Semiconductor zinc oxide nanorods (NRZnO) were prepared by sol-gel technique using zinc acetate as the precursor and ammonia as the precipitating agent. The prepared photocatalyst were characterized by X-ray diffraction (XRD), Fourier Transform Infrared (FTIR), UV-Visible diffuse reflectance spectroscopy (UV-Vis-DRS), X-ray photoelectron spectroscopy (XPS), Field Emission-Scanning Electron Microscopy (FE-SEM), Atomic Force Microscopy (AFM), High Resolution-Tunneling Microscope (HR-TEM), Brunauer, Emmett and Teller (BET) and electron paramagnetic resonance spectroscopy (EPR) analysis.

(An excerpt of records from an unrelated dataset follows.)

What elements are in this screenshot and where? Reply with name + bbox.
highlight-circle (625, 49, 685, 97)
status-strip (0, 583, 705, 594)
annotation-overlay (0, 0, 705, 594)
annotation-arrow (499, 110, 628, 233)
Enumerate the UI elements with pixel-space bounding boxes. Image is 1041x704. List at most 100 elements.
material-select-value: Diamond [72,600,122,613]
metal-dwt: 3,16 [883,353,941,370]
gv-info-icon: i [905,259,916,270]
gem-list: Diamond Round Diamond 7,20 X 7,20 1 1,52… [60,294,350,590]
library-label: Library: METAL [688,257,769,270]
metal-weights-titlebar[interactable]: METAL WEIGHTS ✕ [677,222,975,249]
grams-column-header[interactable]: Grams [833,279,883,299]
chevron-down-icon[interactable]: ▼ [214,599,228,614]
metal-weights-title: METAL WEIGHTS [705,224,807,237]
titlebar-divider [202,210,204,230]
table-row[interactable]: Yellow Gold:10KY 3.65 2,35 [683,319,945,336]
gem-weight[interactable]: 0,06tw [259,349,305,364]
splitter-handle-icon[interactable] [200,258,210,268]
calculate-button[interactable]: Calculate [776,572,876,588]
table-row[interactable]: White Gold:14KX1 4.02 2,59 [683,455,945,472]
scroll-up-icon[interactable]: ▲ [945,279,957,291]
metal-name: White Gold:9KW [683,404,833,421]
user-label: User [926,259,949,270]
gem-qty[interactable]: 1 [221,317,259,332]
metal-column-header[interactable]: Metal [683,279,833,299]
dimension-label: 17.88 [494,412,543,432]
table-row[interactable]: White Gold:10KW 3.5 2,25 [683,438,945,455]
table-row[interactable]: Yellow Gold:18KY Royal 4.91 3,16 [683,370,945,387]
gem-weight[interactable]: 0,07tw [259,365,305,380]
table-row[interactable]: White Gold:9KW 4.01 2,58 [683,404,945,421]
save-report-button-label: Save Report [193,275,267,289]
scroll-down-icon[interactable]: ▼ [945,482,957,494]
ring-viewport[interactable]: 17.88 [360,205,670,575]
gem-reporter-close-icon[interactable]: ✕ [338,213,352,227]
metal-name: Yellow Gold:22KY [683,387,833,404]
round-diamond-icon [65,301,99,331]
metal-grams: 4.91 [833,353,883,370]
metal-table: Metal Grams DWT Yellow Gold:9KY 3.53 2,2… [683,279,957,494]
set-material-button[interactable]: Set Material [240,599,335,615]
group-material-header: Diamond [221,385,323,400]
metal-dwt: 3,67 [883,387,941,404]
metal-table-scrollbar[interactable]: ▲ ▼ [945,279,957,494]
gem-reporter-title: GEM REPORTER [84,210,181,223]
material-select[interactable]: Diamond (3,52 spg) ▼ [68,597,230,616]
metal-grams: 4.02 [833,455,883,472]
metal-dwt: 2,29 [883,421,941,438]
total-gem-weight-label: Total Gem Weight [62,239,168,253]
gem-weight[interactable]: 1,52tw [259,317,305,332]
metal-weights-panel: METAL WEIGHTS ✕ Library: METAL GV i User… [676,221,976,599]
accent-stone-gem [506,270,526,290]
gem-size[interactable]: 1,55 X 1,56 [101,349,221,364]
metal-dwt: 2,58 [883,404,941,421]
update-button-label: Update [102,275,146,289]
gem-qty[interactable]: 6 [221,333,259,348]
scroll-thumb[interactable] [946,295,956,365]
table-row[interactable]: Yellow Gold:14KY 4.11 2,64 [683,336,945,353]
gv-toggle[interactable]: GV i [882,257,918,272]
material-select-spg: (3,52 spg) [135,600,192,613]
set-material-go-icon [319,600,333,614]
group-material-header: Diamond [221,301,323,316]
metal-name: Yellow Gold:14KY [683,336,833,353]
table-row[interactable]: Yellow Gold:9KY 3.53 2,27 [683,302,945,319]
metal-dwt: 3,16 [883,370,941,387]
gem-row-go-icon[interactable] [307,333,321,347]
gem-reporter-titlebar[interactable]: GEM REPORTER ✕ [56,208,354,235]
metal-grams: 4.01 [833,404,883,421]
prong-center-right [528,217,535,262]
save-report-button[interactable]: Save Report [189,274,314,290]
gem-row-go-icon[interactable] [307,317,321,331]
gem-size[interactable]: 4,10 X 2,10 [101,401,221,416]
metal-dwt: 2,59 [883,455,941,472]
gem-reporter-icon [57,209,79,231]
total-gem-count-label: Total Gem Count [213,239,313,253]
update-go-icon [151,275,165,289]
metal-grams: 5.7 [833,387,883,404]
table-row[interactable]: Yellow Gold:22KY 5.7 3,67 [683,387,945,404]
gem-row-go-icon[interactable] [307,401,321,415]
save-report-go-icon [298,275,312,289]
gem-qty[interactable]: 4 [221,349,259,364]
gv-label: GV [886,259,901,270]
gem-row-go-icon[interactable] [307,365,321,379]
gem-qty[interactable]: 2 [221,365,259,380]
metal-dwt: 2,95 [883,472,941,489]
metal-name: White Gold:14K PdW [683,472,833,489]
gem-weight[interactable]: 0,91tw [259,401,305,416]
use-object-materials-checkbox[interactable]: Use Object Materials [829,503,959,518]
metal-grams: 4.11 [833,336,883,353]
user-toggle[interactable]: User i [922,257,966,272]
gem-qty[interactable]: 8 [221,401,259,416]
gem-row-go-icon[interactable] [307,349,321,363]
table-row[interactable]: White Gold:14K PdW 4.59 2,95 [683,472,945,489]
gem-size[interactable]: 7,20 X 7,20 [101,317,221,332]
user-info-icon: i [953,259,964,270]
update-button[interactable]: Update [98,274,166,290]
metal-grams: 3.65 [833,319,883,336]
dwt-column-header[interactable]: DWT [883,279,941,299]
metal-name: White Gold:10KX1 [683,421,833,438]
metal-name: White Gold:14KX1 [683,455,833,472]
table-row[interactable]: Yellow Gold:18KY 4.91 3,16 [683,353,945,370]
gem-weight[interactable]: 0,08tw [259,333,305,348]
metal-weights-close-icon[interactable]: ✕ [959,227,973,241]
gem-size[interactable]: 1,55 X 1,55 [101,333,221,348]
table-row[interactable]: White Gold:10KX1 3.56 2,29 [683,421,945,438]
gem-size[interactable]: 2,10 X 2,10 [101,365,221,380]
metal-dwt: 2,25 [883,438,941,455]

Particle size of the prepared photocatalyst was established by XRD and FE-SEM analysis. The morphology and the formation of uniform NRZnO was controlled by the temperature, entire concentration of precursors, duration of aging process. High surface roughness and porosity confirmed by AFM analysis. Band gap energy of the synthesized photocatalyst (3.2eV) was determined by using diffuse reflectance spectroscopy. The in-situ production of OH radicals by the prepared photocatalyst was confirmed by electron paramagnetic resonance spectroscopy (EPR) spin trapping technique. The photocatalytic activity of prepared NRZnO was evaluated by photo degradation of 2, 4-dichlorophenoxyacetic acid (2, 4-D) under UV and visible light irradiations. Experimental parameter such as effect of pH, catalyst dosage, initial 2, 4- D concentrations and addition of different electrolytes on the degradation of 2, 4-D was also studied in detail. Neutral pH was found to be the optimum and catalyst dosage of 30mg/10ml resulted in higher percentage of degradation. The photo degraded samples were analyzed by chemical oxygen demand (COD) analysis, UV-Visible spectroscopy. Reusability of the prepared photocatalyst was tested upto three cycles without affecting its performance. The experimental shown the rate of degradation follows pseudo-first order rate kinetics with respect to 2, 4 D.